In the last few years, Epiphany has become an important day for me. On January 6, when the twelve days of Christmas are over and my home returns to its pre-holiday normalcy, we celebrate the Magi’s arrival to worship Jesus. This may seem like a sneaky “bonus” day of Christmas—most modern nativities suggest the Magi stood next to the shepherds on the night of Jesus’ birth—but the gospel of Matthew implies that these mysterious travelers did arrive on the scene until well after Jesus’ big birthday celebration.
For me, the Feast of Epiphany is a reminder that by the time the Magi found Jesus, he and his family were just doing the hum drum stuff of family life. The mundane matters too, and God is there.
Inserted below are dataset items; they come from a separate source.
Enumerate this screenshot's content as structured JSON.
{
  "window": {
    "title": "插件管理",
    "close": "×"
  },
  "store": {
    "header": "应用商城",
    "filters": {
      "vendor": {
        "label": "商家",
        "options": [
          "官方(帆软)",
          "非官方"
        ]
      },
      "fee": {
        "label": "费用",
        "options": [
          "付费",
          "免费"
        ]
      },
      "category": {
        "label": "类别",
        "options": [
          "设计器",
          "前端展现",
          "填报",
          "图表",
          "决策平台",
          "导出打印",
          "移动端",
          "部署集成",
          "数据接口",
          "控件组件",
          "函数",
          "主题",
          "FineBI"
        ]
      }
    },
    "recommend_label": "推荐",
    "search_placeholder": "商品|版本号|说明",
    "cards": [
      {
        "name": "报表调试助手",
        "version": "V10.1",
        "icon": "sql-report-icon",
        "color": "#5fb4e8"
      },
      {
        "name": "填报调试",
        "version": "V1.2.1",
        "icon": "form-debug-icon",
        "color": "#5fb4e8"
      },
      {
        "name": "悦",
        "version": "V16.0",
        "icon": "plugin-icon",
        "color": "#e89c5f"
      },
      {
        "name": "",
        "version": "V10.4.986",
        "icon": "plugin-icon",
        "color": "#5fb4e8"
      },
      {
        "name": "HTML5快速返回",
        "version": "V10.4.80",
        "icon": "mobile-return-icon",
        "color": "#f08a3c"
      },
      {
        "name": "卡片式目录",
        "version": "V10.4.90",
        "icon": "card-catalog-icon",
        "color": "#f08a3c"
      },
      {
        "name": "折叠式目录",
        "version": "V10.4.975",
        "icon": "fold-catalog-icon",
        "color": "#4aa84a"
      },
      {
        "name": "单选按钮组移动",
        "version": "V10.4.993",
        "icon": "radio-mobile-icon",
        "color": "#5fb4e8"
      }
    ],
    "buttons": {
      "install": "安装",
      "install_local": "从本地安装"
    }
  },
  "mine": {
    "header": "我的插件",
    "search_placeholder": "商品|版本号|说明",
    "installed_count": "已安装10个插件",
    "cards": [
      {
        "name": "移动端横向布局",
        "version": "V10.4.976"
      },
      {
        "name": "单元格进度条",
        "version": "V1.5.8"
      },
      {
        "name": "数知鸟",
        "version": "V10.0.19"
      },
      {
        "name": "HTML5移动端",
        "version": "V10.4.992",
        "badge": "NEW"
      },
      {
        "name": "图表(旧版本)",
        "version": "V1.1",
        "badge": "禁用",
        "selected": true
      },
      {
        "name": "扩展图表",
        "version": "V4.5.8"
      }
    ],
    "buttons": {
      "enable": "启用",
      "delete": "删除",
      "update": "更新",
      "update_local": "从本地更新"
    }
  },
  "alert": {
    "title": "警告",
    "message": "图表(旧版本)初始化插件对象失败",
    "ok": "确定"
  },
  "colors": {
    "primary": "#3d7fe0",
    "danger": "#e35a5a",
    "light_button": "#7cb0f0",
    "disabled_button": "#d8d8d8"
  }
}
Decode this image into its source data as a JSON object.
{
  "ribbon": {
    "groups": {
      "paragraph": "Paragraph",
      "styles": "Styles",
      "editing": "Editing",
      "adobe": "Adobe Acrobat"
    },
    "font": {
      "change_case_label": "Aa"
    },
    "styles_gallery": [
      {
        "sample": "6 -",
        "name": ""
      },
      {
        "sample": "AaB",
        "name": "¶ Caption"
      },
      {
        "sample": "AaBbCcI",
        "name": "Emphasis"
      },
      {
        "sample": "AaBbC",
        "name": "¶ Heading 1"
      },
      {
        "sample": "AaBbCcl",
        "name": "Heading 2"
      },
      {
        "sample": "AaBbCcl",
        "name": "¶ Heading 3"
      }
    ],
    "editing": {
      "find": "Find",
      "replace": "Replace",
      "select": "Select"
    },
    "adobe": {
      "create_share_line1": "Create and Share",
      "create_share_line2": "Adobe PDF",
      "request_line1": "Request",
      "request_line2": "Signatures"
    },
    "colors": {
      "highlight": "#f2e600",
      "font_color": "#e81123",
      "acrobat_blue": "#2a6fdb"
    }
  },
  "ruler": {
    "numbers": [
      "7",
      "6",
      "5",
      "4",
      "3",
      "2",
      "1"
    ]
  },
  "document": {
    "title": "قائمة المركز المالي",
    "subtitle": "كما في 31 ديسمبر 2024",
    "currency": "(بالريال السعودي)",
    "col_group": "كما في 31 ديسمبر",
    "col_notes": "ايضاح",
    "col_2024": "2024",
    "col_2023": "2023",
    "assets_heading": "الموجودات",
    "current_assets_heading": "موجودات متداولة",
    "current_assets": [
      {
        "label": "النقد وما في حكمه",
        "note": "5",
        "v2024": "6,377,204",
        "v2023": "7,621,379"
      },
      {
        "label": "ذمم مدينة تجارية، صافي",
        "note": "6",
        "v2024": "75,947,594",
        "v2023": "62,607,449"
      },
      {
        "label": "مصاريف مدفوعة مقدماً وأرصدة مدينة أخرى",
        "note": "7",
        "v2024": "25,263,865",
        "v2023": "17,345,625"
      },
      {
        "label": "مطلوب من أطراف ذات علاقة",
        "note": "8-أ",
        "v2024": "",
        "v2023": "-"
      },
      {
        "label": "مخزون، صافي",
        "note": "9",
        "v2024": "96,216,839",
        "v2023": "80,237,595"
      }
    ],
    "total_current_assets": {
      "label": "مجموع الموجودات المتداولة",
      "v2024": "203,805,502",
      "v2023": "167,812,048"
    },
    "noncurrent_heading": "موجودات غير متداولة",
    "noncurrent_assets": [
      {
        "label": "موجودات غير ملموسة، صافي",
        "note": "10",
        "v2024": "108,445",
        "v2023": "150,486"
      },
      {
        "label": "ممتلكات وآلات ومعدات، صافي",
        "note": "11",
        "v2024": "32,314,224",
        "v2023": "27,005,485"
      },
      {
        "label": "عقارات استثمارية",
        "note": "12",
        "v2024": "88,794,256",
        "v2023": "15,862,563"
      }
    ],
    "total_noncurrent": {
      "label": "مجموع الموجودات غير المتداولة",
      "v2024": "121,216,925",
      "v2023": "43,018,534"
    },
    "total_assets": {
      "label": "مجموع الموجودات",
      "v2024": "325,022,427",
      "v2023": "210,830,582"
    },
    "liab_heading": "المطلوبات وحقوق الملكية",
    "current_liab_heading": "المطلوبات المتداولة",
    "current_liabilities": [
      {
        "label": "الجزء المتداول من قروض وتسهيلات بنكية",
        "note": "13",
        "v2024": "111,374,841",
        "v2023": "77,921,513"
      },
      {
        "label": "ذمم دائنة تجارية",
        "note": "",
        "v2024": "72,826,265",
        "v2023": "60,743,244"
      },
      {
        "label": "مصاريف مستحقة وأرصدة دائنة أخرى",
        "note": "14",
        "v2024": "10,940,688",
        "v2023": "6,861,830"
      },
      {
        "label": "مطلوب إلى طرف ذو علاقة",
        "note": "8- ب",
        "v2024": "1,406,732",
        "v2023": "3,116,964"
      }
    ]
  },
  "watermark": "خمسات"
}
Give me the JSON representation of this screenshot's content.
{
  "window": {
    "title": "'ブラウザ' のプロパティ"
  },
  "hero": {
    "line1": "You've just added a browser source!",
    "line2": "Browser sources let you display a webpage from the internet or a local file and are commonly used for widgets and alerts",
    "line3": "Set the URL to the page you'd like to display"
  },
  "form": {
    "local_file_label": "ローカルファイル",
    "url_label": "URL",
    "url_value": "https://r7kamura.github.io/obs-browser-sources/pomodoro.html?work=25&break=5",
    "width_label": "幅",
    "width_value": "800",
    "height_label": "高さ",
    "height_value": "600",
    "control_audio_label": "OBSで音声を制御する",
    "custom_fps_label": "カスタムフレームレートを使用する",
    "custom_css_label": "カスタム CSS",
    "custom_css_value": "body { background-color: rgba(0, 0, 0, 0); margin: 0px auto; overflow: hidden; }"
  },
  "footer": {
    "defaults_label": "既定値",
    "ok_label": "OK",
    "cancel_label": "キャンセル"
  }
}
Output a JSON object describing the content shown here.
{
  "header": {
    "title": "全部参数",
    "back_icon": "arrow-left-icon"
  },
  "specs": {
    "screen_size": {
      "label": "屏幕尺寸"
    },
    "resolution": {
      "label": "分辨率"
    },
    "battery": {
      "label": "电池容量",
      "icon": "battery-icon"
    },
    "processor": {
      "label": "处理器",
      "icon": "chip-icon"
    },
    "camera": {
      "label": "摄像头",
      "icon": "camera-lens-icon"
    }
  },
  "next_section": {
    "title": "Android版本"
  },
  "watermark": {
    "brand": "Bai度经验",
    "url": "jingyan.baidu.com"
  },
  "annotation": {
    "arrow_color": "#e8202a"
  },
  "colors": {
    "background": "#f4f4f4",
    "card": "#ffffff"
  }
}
In other words, God’s glory doesn’t only manifest in skies full of angels, but also in ordinary homes after the party is over. In the unadorned house of a poor child, God reveals his glory to the nations.
As we settle into these dark winter months, Epiphany can shape our perspective in two ways. First, it blesses us with the promise that God’s light shines—not only in the moments or places we might think to look, but in the seemingly forgotten parts of our lives. Into our winter doldrums, our failed New Year’s resolutions, our anxious, ordinary days, Jesus comes. He is the gift we rarely expect and have never deserved.
The second way Epiphany changes us is in our posture toward others. Just as Jesus has shined on our least likely moments, he has come to “lighten the Gentiles”—to reveal himself to, and sometimes even through—the very people we tend to disqualify. Like foreign, pagan astrologers. Like poor, immigrant families. Like the infant child of an unwed mother. The unimportant and unseen places of the world are, in fact, precisely where we should be looking for him.
In the opening chapter of A Christmas Carol, the ghost of Jacob Marley laments, “Why did I walk through crowds of fellow beings with my eyes turned down, and never raise them to that blessed Star which led the wise men to a poor abode? Were there no poor homes to which its light would have conducted me!” During Epiphany, we can learn to see by the light of the blessed Star, in whatever poor homes it shows us—beginning with our own.